Well, it seems our friends at the Chaos Computer Club have gotten a hold of it and did some analysis, and they did... really not like what they saw. Turns out that in addition to being brazenly illegal, the whole thing appears to have been written by a high school student over the course of an afternoon. The report is all in German, sadly, but here are some of the highlights for you silly foreigners:
- They seem to have judged HTTPS to be insufficient for their purposes and created some kind of homebrew communication protocol. So all it takes to completely neuter it is a firewall rule.
- The IP of the command and control server is hardcoded. It's 207.158.22.134, if you're curious. No, that's not a German IP. It's in Ohio, evidently.
- There is an authentication channel and everything, but the password is - you guessed it - hardcoded. It's C3PO-r2d2-POE, which kind of makes it even worse.
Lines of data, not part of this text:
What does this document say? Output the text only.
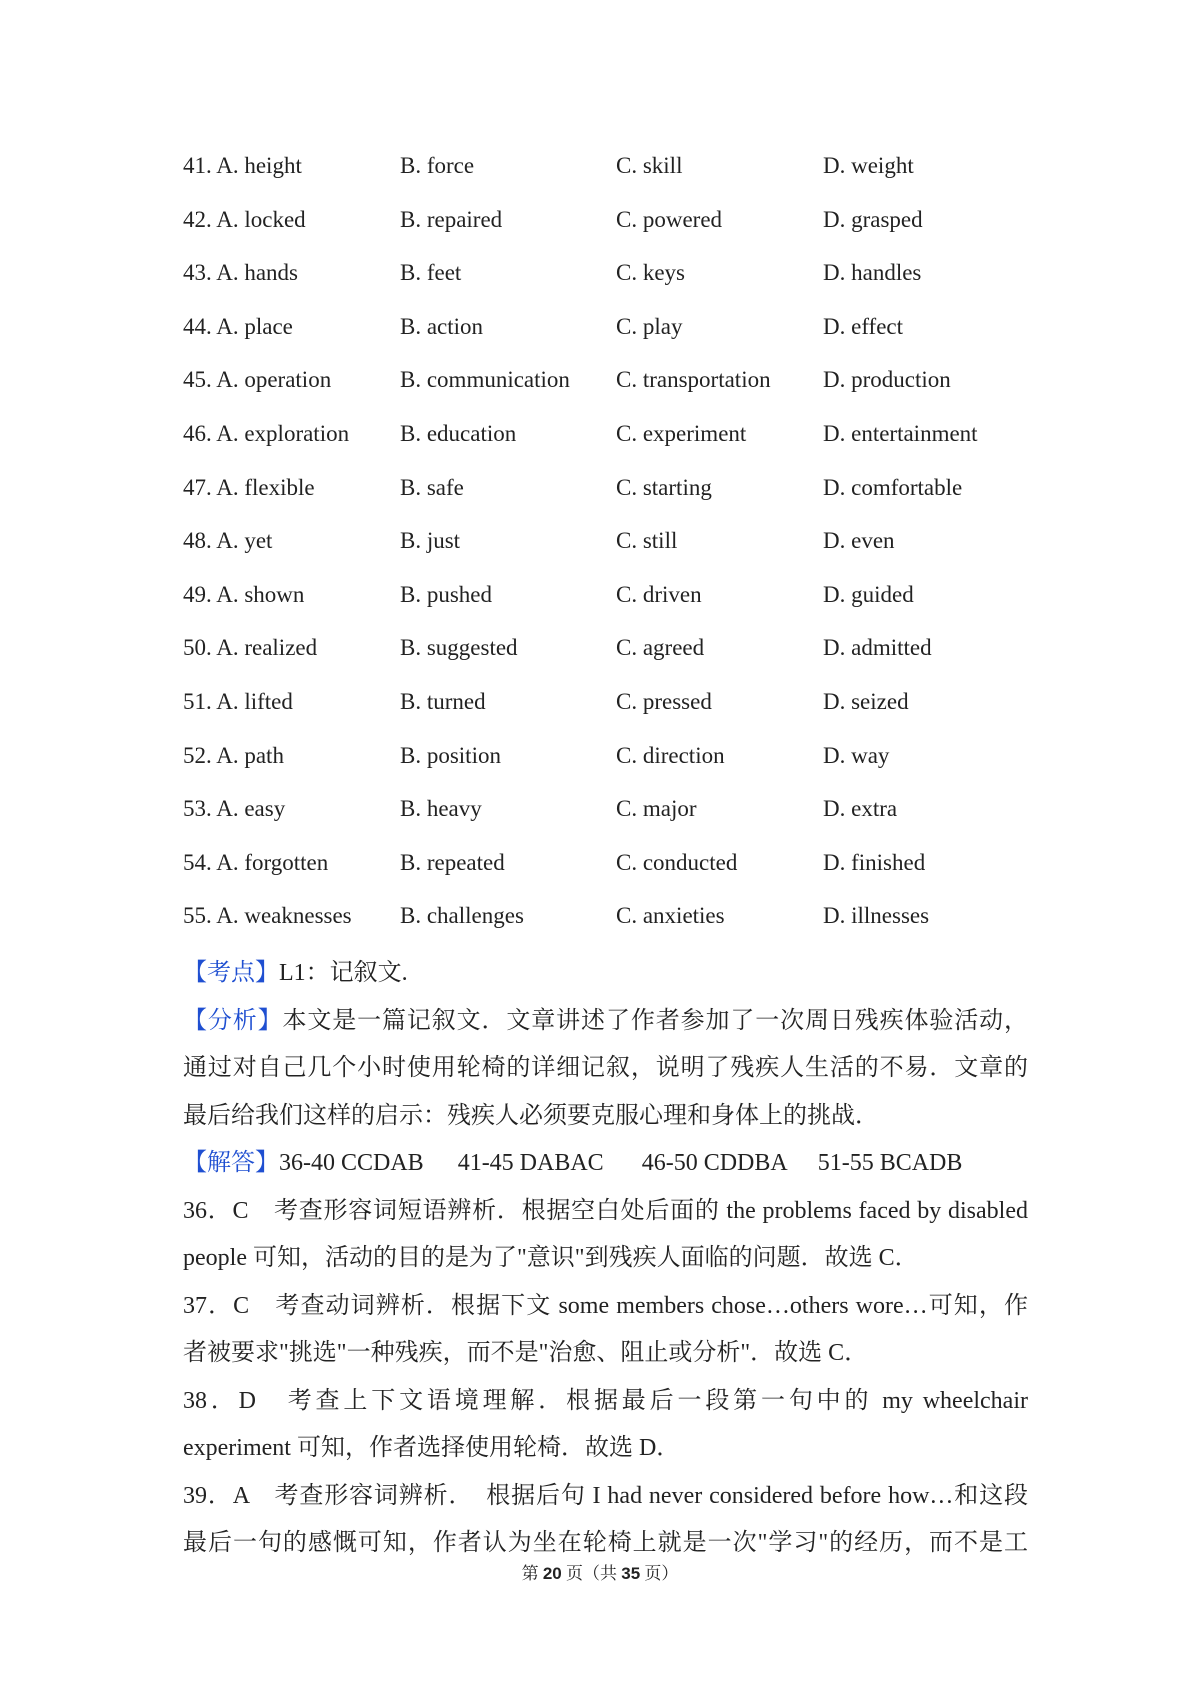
41. A. height	B. force	C. skill	D. weight
42. A. locked	B. repaired	C. powered	D. grasped
43. A. hands	B. feet	C. keys	D. handles
44. A. place	B. action	C. play	D. effect
45. A. operation	B. communication	C. transportation	D. production
46. A. exploration	B. education	C. experiment	D. entertainment
47. A. flexible	B. safe	C. starting	D. comfortable
48. A. yet	B. just	C. still	D. even
49. A. shown	B. pushed	C. driven	D. guided
50. A. realized	B. suggested	C. agreed	D. admitted
51. A. lifted	B. turned	C. pressed	D. seized
52. A. path	B. position	C. direction	D. way
53. A. easy	B. heavy	C. major	D. extra
54. A. forgotten	B. repeated	C. conducted	D. finished
55. A. weaknesses	B. challenges	C. anxieties	D. illnesses
【考点】L1：记叙文.
【分析】本文是一篇记叙文．文章讲述了作者参加了一次周日残疾体验活动，
通过对自己几个小时使用轮椅的详细记叙，说明了残疾人生活的不易．文章的
最后给我们这样的启示：残疾人必须要克服心理和身体上的挑战．
【解答】36-40 CCDAB 41-45 DABAC 46-50 CDDBA 51-55 BCADB
36．C　考查形容词短语辨析．根据空白处后面的 the problems faced by disabled
people 可知，活动的目的是为了"意识"到残疾人面临的问题．故选 C．
37．C　考查动词辨析．根据下文 some members chose…others wore…可知，作
者被要求"挑选"一种残疾，而不是"治愈、阻止或分析"．故选 C．
38．D　考查上下文语境理解．根据最后一段第一句中的 my wheelchair
experiment 可知，作者选择使用轮椅．故选 D．
39．A　考查形容词辨析．　根据后句 I had never considered before how…和这段
最后一句的感慨可知，作者认为坐在轮椅上就是一次"学习"的经历，而不是工
第 20 页（共 35 页）
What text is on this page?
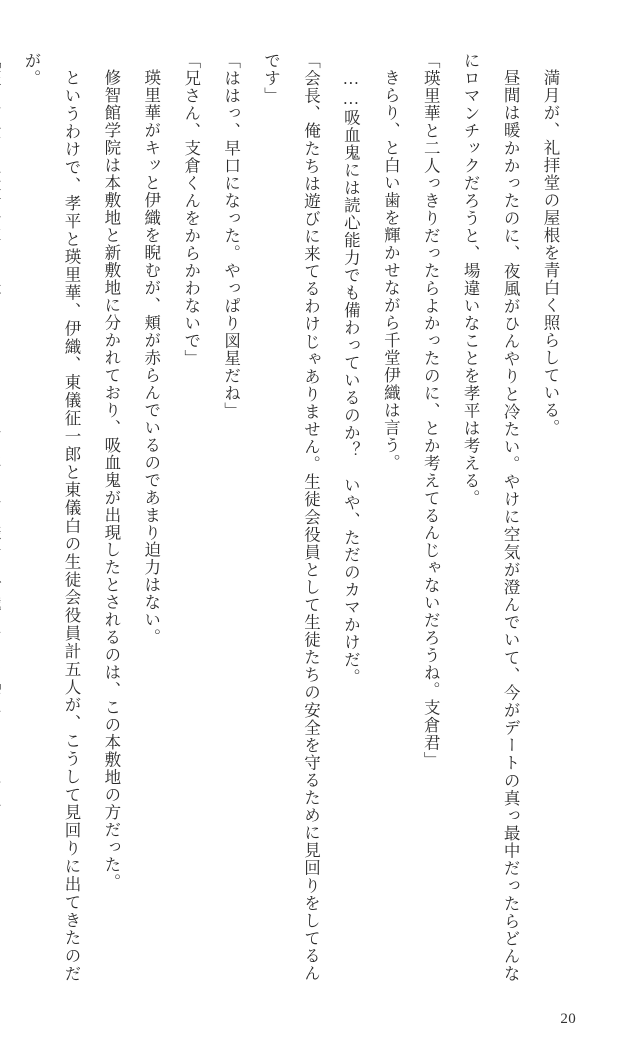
満月が、礼拝堂の屋根を青白く照らしている。

昼間は暖かかったのに、夜風がひんやりと冷たい。やけに空気が澄んでいて、今がデートの真っ最中だったらどんなにロマンチックだろうと、場違いなことを孝平は考える。

「瑛里華と二人っきりだったらよかったのに、とか考えてるんじゃないだろうね。支倉君」

きらり、と白い歯を輝かせながら千堂伊織は言う。

……吸血鬼には読心能力でも備わっているのか？　いや、ただのカマかけだ。

「会長、俺たちは遊びに来てるわけじゃありません。生徒会役員として生徒たちの安全を守るために見回りをしてるんです」

「ははっ、早口になった。やっぱり図星だね」

「兄さん、支倉くんをからかわないで」

瑛里華がキッと伊織を睨むが、頬が赤らんでいるのであまり迫力はない。

修智館学院は本敷地と新敷地に分かれており、吸血鬼が出現したとされるのは、この本敷地の方だった。

というわけで、孝平と瑛里華、伊織、東儀征一郎と東儀白の生徒会役員計五人が、こうして見回りに出てきたのだが。

20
- Wait, did I say a password was required for issuing commands? No, it's not. The password is only used for answers from the trojan. If you want to issue commands (or hijack the trojan), you... pretty much have to know that it's running on the target machine, and... uhm, that's it.
- The trojan does use AES encryption for its responses, but it's painfully obvious that this was only done to tick off the box on the requirements chart. To wit: The key is always the same (and hardcoded) without such luxuries as "session IDs"; commands sent to the Trojan do not need to be encrypted (again, only responses are in any way protected) and, oh, due to the broken implementation, identical input always leads to identical output. My crypto-literate friends tell me this is bad.
So what would you have to know to conduct an attack? Let's say, hijack a machine running this? Well:
- You have to know the machine is running it
- You have to know the name of the command that downloads and installs software (it's \x0e)
... and yeah, that's it, actually. If you speak German, I highly recommend reading the report. At least... at least it's easy to detect and remove the Bundestrojaner, I guess?